If you have pre-labelled documents you can pass these document labels to visualize(), this will implicitly add a “Groups” page to the web application. In this example I am going to use the 20 newsgroups dataset from scikit-learn.

import topicwizard
from sklearn.datasets import fetch_20newsgroups

newsgroups = fetch_20newsgroups(subset="all")
corpus = newsgroups.data
# Sklearn gives the labels back as integers, we have to map them back to
# the actual textual label.
group_labels = np.array(newsgroups.target_names)[newsgroups.target]

# Here we fit a topic model to the corpus
pipeline = make_pipeline(
    CountVectorizer(stop_words="english", max_df=0.5, min_df=10),
    NMF(n_components=30),
).fit(corpus)

# Notice that I'm passing the labels as the group_labels argument
topicwizard.visualize(corpus=corpus, pipeline=pipeline, group_labels=group_labels)

This page will be added to the web application:

Screenshot of groups.

To get more information about how to interpret the graphs and how they are produced, hover your cursor over the helper in the corner.

Self-Contained Plots#

It might be an overkill for you to display the entire page, and you might want static html plots instead of the entire application running.
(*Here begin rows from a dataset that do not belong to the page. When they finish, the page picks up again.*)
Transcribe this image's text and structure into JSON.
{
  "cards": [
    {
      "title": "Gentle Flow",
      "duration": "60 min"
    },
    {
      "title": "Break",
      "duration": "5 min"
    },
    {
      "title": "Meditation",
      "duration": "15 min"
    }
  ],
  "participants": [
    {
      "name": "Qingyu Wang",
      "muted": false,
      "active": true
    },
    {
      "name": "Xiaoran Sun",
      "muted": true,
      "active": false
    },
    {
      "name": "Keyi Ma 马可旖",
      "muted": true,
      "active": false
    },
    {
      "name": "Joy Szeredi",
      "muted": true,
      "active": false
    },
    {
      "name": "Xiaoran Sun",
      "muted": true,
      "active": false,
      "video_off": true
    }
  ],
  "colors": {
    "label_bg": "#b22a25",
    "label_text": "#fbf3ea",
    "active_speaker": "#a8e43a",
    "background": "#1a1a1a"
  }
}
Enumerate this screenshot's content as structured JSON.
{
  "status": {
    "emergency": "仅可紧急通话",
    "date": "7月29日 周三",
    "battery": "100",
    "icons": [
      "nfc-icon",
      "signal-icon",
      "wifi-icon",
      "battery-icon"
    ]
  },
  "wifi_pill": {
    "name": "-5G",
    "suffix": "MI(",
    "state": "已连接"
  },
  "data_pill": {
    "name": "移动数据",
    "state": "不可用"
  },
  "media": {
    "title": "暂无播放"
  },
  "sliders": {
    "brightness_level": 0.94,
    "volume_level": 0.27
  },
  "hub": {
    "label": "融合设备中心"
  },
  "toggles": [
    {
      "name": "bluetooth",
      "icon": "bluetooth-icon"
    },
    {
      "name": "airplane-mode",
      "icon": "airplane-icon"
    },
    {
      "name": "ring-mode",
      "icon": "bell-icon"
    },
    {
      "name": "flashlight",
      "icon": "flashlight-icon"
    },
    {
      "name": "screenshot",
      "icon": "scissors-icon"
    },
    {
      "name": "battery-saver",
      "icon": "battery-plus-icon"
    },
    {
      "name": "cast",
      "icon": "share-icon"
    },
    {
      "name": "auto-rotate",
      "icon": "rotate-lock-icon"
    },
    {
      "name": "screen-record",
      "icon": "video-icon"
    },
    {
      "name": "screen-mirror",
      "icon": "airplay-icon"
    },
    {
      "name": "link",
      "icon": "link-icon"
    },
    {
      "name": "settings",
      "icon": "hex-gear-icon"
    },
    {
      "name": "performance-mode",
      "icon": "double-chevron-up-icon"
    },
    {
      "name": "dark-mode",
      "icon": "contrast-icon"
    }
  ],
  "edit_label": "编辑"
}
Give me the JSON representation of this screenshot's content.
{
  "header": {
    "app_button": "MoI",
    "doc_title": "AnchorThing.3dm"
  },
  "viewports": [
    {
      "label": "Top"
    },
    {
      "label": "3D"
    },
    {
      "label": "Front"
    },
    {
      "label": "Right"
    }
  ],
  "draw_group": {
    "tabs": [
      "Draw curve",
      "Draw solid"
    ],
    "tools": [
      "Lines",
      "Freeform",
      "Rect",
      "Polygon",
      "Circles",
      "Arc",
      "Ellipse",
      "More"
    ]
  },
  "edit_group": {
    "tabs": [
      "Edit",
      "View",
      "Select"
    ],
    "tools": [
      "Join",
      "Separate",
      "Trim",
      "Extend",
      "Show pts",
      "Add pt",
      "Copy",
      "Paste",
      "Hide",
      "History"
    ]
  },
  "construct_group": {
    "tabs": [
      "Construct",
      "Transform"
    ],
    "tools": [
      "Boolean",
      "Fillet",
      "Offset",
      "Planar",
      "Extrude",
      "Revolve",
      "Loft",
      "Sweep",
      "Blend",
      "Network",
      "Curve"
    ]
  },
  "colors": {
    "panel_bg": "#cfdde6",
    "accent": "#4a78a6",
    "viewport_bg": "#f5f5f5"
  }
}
This can be particulary useful for reports with DataPane or Jupyter Notebooks.

Group Map#

You can display the group map as a standalone plot, with the groups being colored according to dominant topic. Just like on the document map you can choose whether you would like to use the term or the topic representations for displaying the map.

from topicwizard.figures import group_map

group_map(corpus, group_labels, pipeline=pipeline, representation="term")
group_map(corpus, group_labels, pipeline=pipeline, representation="topic")

Group Topic Barcharts#

You can create a joint plot of the topic content of all groups. These will be displayed as bar charts.

from topicwizard.figures import group_topic_barcharts

group_topic_barcharts(corpus, group_labels, pipeline=pipeline, top_n=5)

Word Clouds#

You can create word clouds for each of the group labels. This will only take word counts into account and not relevance.

from topicwizard.figures import group_wordclouds

group_wordclouds(corpus, group_labels, pipeline=pipeline)